I have always loved the flower on the Hollyhock plant going back to the days when I was a kid. This plant is in the mallow family of which there are about 60 varieties! When we moved to our house here in the Sierra Foothills, this plant appeared in our garden one year. It was a beautiful shade of pink…
We have had this particular color in our yard now for about 6 years. Maybe three years ago, a darker colored hollyhock showed up. I am not sure how we ended up with this lovely contrasting color. This one is almost black in color.
This year more colors have shown up! They showed up in an area where I harvested seeds last year. Do these mutate themselves? I have no idea! None of our neighbors have this plant in their yards, so maybe they do!
Here are photos of these new volunteers showing all their lovely colors!
The seed pods on this plant are round buttons that have numerous flat round seeds inside. The plant does survive our snow fall in the winter, and are drought tolerant. We do not water these plants and they make it through the hot summers here just fine!
The deer: They find the leaves a tasty morsel as the summer season progresses. I noticed yesterday that the deer are already feeding on this plant. As much as they mow these down, the plants come back! I would have included a shot of the area where all of these lovely plants are, but all you see are the flower stalks! Maybe later in the season as they recover I can post a photo!

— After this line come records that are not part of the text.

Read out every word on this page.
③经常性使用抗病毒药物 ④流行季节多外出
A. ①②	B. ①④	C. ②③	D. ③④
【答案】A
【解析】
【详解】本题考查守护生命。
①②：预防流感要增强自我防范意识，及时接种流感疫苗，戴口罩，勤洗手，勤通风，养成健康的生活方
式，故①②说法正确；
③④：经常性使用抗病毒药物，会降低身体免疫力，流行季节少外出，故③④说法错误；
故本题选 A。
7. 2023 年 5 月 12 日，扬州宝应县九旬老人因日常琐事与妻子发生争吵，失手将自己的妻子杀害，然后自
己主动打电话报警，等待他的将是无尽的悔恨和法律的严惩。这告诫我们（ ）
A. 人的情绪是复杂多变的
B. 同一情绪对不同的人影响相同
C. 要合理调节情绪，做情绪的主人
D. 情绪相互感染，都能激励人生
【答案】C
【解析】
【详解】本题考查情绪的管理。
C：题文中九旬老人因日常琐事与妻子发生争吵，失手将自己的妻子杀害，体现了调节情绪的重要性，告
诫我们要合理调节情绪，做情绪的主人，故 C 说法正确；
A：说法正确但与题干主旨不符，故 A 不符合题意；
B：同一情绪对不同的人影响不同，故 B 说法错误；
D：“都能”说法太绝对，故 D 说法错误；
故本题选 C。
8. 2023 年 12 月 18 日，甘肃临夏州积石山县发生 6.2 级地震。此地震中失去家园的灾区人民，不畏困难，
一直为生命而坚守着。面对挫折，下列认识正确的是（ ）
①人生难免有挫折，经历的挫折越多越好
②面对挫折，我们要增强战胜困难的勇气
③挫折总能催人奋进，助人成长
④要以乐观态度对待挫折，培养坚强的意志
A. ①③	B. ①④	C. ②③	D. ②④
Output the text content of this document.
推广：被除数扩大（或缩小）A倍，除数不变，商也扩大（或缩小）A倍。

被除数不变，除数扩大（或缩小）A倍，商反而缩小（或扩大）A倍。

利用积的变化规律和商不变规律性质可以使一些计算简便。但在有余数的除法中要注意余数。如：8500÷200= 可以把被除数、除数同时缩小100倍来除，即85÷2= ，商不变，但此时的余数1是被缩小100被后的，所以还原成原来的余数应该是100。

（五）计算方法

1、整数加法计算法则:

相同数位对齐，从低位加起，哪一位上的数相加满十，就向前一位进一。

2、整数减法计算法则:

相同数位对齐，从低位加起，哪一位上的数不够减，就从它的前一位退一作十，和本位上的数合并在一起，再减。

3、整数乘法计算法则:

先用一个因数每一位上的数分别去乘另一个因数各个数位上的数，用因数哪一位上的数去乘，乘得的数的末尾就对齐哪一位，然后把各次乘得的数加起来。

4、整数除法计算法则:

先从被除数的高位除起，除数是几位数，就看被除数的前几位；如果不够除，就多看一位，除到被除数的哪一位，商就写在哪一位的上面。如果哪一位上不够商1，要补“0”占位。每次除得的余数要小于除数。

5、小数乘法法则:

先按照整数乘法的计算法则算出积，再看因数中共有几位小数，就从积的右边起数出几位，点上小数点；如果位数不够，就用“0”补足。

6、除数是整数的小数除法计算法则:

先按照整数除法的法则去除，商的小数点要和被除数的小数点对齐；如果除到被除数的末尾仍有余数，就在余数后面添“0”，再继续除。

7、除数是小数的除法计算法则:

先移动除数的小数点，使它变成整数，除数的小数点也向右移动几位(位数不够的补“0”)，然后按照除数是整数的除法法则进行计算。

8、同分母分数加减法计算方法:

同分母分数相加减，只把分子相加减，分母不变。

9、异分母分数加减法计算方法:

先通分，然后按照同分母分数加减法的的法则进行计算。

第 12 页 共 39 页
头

Have a great Monday! Thank you for taking the time to stop by! Be well! ^..^
We had billions of hollyhocks in Brigham City, Utah, when I was young. They don’t grow so well in South Texas or here in San Diego. There is a small patch of them in Balboa Park but they usually look quite scraggly.
They get that way here too as the summer heat picks up. They do hang in there though, and make it through the snow just fine. How I ended up with all the different colors is puzzling. No one in the neighborhood have these, just us…

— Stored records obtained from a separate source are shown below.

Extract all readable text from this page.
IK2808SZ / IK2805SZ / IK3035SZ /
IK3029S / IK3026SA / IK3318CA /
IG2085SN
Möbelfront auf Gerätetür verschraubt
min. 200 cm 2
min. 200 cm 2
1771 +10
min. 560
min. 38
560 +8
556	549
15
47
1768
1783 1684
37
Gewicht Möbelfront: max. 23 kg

What beautiful colors! Stunning flowers. Thanks for sharing them with us.
Thank you Marcybee!
Beautiful!
🙂
Nice, vibrant colors and a bonus that they planted themselves and are drought tolerant. Thanks for sharing.
Thanks!
Stunning colours!
Amazing aren’t they? I just wonder how I ended up with so many different colors when I started out with one! 🙂
Beautiful “Red” looks like a hibiscus flower but a look at the whole Hollyhock plant tells me it’s not even distantly related. Hollyhocks must give your garden dramatic color and texture. Is it an annual?

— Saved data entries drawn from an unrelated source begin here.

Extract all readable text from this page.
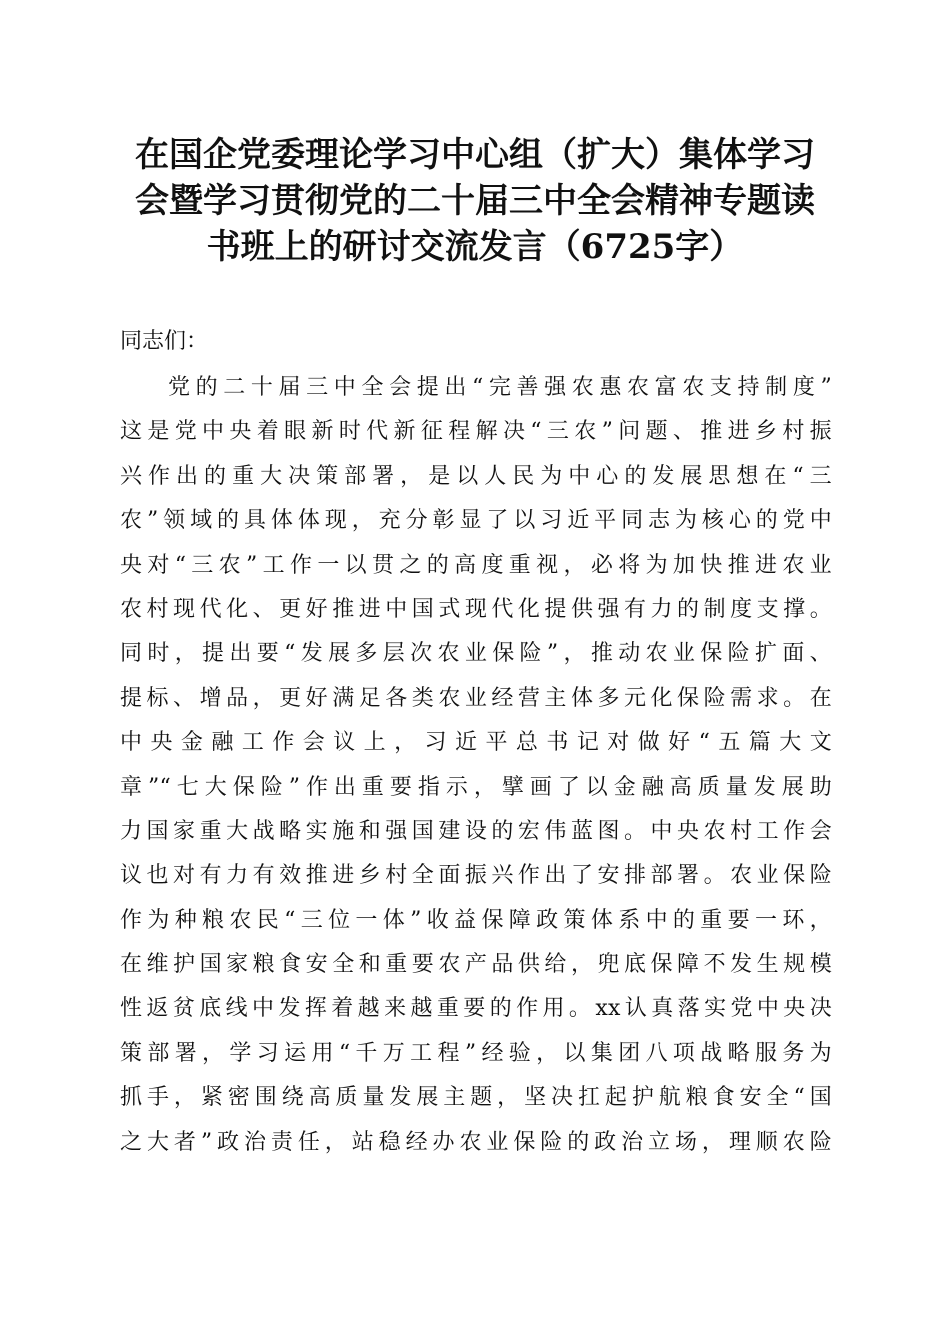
在国企党委理论学习中心组（扩大）集体学习
会暨学习贯彻党的二十届三中全会精神专题读
书班上的研讨交流发言（6725字）

同志们：

党的二十届三中全会提出“完善强农惠农富农支持制度”
这是党中央着眼新时代新征程解决“三农”问题、推进乡村振
兴作出的重大决策部署，是以人民为中心的发展思想在“三
农”领域的具体体现，充分彰显了以习近平同志为核心的党中
央对“三农”工作一以贯之的高度重视，必将为加快推进农业
农村现代化、更好推进中国式现代化提供强有力的制度支撑。
同时，提出要“发展多层次农业保险”，推动农业保险扩面、
提标、增品，更好满足各类农业经营主体多元化保险需求。在
中央金融工作会议上，习近平总书记对做好“五篇大文
章”“七大保险”作出重要指示，擘画了以金融高质量发展助
力国家重大战略实施和强国建设的宏伟蓝图。中央农村工作会
议也对有力有效推进乡村全面振兴作出了安排部署。农业保险
作为种粮农民“三位一体”收益保障政策体系中的重要一环，
在维护国家粮食安全和重要农产品供给，兜底保障不发生规模
性返贫底线中发挥着越来越重要的作用。xx认真落实党中央决
策部署，学习运用“千万工程”经验，以集团八项战略服务为
抓手，紧密围绕高质量发展主题，坚决扛起护航粮食安全“国
之大者”政治责任，站稳经办农业保险的政治立场，理顺农险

It can be an annual but in our area it is a perennial!
I love hollyhocks too but know very little about the plant itself. I have two on my allotment and have just planted one in the garden. I’m hoping the snails and slugs don’t like them!
I have not had an issue with either of those pesky garden eaters!
Do you save the seeds? What a variety of colours. Beautiful.
I can send you some if you would like! They are easy to grow from seed, and these plants must have come up from my spreading seeds as I harvested them last year!
That would be really nice of you. On my website, anneli-purchase.com is a contact page. If you send me a note I can email with you.
Did my thing on the contact page!
Those are gorgeous and You’re lucky to have them in your garden. We’ve got the light pink one in the Oxfordshire garden and the dark, almost black one in the Vancouver garden. I think, I might be wrong here, but I think the seeds can be dispersed by birds in their droppings. That might be one possible explanation of how they got to you. How ever they got there, I hope you enjoy them. You know, I always thought that a hollyhock is most like a woman. They bend in a gale but don’t break, get cropped down and come back, And, even if a house is built on them, eventually they find their way back up. Not much can stop them or destroy them. Love them to pieces. 🙂
Thanks Veronica! I love how you describe them like a woman!